I have often observed with astonishment, as I have already said, whole mountains, chains of rocks, enormous banks of quarries, so full of shells and other wrecks of marine productions, that their bulk surpassed that of the matter in which they were deposited.
I have seen cultivated fields so full of petrified cockles that a man might pick them up with his eyes shut, others covered with cornu ammonis, and some with cardites; and the more we examine the earth, the more we shall be convinced that the number of these petrifications is infinite, and conclude, that it is impossible that all the animals which inhabited these shells existed at one time.
I have made an observation, that in all countries where we find a very great number of
petrified shells in the cultivated lands which are whole, well preserved, and totally apart, have been divided by the action of the frost, which destroys the stone and suffers the petrified shells to subsist a longer time.
This immense quantity of marine fossils found in so many places, proves that they could not have been transported thither by the deluge; for if these shells had been brought on the earth by a deluge, the greatest part would have remained on the surface of the earth, or at least would not have entered to the depth of seven or eight hundred feet in the most solid marble.

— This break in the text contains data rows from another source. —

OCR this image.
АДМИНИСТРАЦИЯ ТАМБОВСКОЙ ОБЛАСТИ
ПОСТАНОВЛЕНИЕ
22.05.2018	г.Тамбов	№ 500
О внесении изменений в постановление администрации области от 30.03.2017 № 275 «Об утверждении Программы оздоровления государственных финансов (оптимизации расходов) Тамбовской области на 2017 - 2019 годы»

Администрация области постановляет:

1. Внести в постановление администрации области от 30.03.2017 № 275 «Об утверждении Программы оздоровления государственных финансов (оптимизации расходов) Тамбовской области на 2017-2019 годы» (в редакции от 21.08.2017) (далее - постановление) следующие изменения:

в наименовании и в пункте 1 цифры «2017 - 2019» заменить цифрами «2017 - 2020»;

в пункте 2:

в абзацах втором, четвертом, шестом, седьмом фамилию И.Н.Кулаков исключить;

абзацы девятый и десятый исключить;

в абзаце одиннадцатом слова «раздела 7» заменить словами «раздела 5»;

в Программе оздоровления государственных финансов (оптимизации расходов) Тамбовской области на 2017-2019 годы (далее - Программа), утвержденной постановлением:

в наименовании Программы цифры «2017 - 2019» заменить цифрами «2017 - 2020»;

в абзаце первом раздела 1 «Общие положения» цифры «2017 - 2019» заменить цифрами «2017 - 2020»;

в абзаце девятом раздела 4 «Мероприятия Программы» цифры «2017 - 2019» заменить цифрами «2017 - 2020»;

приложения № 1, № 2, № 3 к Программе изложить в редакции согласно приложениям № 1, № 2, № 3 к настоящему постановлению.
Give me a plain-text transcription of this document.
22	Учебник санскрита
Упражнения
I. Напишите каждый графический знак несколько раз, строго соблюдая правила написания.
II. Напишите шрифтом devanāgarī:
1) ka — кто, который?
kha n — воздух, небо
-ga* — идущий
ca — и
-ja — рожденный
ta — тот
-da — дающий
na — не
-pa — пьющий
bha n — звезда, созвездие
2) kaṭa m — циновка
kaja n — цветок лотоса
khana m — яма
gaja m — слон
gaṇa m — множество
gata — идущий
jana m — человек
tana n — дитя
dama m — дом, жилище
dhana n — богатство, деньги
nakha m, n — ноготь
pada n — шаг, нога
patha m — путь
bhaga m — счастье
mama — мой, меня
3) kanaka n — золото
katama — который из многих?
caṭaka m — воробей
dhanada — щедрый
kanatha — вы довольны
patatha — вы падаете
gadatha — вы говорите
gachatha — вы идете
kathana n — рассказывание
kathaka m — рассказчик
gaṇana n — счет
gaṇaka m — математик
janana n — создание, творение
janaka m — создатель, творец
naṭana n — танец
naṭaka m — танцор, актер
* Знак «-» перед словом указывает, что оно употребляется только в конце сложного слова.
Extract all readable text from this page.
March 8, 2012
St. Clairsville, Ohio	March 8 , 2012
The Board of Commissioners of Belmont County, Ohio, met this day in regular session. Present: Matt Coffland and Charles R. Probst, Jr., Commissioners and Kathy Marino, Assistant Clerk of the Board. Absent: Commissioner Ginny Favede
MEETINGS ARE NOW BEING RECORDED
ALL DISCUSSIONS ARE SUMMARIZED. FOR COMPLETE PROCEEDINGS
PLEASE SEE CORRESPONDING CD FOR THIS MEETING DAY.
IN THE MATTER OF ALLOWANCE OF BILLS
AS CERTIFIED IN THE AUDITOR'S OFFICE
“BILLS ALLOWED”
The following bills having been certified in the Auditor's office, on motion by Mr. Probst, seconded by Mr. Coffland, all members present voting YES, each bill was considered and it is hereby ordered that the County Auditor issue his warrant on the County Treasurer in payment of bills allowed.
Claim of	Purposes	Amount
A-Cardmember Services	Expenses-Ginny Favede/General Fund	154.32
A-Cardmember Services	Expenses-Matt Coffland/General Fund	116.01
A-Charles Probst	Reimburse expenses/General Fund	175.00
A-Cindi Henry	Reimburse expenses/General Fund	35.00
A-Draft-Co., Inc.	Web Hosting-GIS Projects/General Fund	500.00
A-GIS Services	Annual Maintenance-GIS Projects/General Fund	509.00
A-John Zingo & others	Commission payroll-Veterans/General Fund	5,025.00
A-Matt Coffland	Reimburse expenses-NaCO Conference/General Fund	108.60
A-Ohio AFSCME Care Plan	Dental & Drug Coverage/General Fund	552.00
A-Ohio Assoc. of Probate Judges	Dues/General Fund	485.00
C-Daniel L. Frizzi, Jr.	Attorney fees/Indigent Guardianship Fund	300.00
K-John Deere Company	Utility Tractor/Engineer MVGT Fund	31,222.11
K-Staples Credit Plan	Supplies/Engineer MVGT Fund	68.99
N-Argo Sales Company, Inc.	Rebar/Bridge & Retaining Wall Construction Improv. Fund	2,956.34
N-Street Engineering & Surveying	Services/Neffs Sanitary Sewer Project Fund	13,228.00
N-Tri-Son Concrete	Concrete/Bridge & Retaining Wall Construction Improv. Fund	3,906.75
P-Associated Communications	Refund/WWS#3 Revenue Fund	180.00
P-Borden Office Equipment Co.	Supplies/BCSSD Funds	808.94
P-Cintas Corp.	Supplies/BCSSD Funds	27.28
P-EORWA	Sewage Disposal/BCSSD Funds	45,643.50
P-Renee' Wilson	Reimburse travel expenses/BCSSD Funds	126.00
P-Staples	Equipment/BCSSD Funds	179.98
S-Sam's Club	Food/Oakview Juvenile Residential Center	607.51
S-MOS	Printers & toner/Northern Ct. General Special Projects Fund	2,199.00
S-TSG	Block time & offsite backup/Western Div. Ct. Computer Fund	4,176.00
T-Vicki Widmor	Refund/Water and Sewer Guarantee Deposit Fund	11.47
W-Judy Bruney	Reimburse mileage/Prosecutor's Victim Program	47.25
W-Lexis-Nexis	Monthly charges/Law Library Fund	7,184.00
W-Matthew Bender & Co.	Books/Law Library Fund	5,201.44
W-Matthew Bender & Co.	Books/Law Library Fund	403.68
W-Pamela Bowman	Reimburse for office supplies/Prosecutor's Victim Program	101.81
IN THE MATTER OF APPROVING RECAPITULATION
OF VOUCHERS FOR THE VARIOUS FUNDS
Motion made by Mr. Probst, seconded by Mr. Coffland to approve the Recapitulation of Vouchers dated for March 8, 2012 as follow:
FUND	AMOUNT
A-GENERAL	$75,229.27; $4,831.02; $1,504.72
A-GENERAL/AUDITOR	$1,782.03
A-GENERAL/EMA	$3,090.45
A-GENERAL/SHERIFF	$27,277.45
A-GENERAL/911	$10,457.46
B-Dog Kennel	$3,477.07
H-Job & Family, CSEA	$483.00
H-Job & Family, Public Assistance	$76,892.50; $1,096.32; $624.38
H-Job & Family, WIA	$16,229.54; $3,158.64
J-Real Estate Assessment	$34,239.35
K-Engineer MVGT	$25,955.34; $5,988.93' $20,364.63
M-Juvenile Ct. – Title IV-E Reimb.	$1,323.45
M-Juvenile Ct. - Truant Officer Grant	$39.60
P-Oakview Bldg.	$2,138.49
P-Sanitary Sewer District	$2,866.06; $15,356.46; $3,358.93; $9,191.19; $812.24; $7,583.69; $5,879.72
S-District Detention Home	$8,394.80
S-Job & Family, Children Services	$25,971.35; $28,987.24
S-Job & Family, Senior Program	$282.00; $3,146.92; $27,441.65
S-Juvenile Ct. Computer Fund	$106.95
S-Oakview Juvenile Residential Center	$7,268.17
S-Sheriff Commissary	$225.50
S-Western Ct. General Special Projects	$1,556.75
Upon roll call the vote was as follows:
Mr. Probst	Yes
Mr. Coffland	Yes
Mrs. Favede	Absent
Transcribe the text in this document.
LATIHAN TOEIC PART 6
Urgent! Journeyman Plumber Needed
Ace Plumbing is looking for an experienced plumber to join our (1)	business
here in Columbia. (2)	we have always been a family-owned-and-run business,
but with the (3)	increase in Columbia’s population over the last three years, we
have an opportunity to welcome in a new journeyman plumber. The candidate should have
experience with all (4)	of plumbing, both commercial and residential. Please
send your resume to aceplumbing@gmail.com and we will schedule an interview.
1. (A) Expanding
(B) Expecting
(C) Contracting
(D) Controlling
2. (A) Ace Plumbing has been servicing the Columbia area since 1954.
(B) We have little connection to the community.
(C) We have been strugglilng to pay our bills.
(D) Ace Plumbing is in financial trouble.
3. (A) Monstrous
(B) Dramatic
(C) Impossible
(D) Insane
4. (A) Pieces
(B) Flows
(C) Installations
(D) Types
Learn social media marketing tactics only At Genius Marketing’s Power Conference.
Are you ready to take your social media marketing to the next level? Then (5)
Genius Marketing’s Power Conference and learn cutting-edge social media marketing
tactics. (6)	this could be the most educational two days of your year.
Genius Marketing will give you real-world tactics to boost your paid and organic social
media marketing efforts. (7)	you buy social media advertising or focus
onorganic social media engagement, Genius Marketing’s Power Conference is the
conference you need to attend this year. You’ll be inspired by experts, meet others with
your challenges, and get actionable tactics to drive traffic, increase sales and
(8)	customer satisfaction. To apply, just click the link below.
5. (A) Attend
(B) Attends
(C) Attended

In all quarries these shells form a share of the internal part of the stone, sometimes externally covered with stalactites, which is much less ancient matter than stone, which contains shells. Another proof this happened not by a deluge is, that bones, horns, claws, &c. of land animals, are found but very rarely, and not at all in marble and other hard stone whereas if it was the effect of a deluge, where all must have perished, we should meet with the remains of land animals as well as those of the sea.